Revisiting [CLS] and Patch Token Interaction in Vision Transformers

TL;DR

This paper investigates the interaction between class and patch tokens in Vision Transformers, revealing normalization layers' role and proposing specialized processing to improve dense prediction tasks without significant overhead.

Contribution

It introduces targeted processing paths that disentangle class and patch token flows, enhancing dense prediction performance in Vision Transformers.

Findings

Segmentation performance improved by over 2 mIoU points.

Normalization layers cause implicit differentiation between token types.
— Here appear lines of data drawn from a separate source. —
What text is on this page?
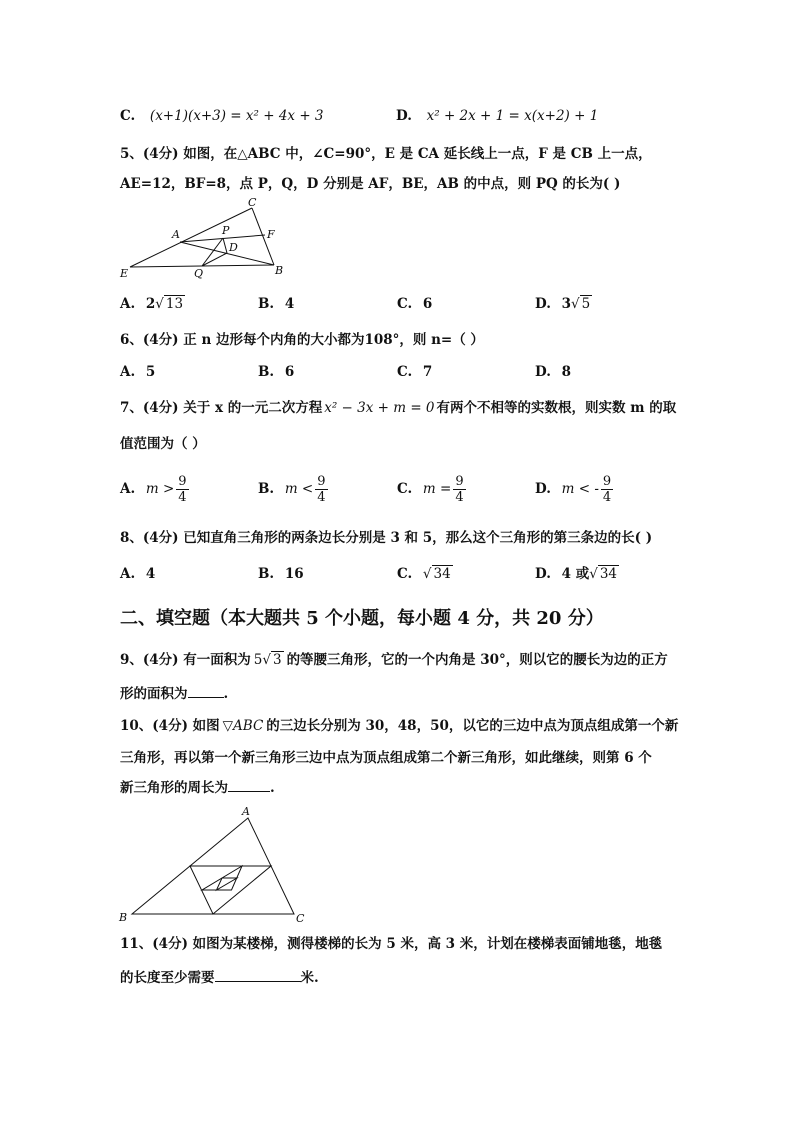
C. (x+1)(x+3) = x² + 4x + 3	D. x² + 2x + 1 = x(x+2) + 1
5、(4分) 如图，在△ABC 中，∠C=90°，E 是 CA 延长线上一点，F 是 CB 上一点，
AE=12，BF=8，点 P，Q，D 分别是 AF，BE，AB 的中点，则 PQ 的长为( )
C
A	P	F
D
E	Q	B
A. 2√ 13	B. 4	C. 6	D. 3√ 5
6、(4分) 正 n 边形每个内角的大小都为108°，则 n=（ ）
A. 5	B. 6	C. 7	D. 8
7、(4分) 关于 x 的一元二次方程 x² − 3x + m = 0 有两个不相等的实数根，则实数 m 的取
值范围为（ ）
A. $m > \frac{9}{4}$	B. $m < \frac{9}{4}$	C. $m = \frac{9}{4}$	D. m < - $\frac{9}{4}$
8、(4分) 已知直角三角形的两条边长分别是 3 和 5，那么这个三角形的第三条边的长( )
A. 4	B. 16	C. √ 34	D. 4 或√ 34
二、填空题（本大题共 5 个小题，每小题 4 分，共 20 分）
9、(4分) 有一面积为 5√ 3 的等腰三角形，它的一个内角是 30°，则以它的腰长为边的正方
形的面积为	.
10、(4分) 如图 ▽ABC 的三边长分别为 30，48，50，以它的三边中点为顶点组成第一个新
三角形，再以第一个新三角形三边中点为顶点组成第二个新三角形，如此继续，则第 6 个
新三角形的周长为	.
A
B	C
11、(4分) 如图为某楼梯，测得楼梯的长为 5 米，高 3 米，计划在楼梯表面铺地毯，地毯
的长度至少需要	米.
Proposed modifications add 8% parameters with no extra computational cost.

Abstract

Vision Transformers have emerged as powerful, scalable and versatile representation learners. To capture both global and local features, a learnable [CLS] class token is typically prepended to the input sequence of patch tokens. Despite their distinct nature, both token types are processed identically throughout the model. In this work, we investigate the friction between global and local feature learning under different pre-training strategies by analyzing the interactions between class and patch tokens. Our analysis reveals that standard normalization layers introduce an implicit differentiation between these token types. Building on this insight, we propose specialized processing paths that selectively disentangle the computational flow of class and patch tokens, particularly within normalization layers and early query-key-value projections. This targeted specialization leads to significantly improved patch representation quality for dense prediction tasks. Our experiments demonstrate segmentation performance gains of over 2 mIoU points on standard benchmarks, while maintaining strong classification accuracy. The proposed modifications introduce only an 8% increase in parameters, with no additional computational overhead. Through comprehensive ablations, we provide insights into which architectural components benefit most from specialization and how our approach generalizes across model scales and learning frameworks.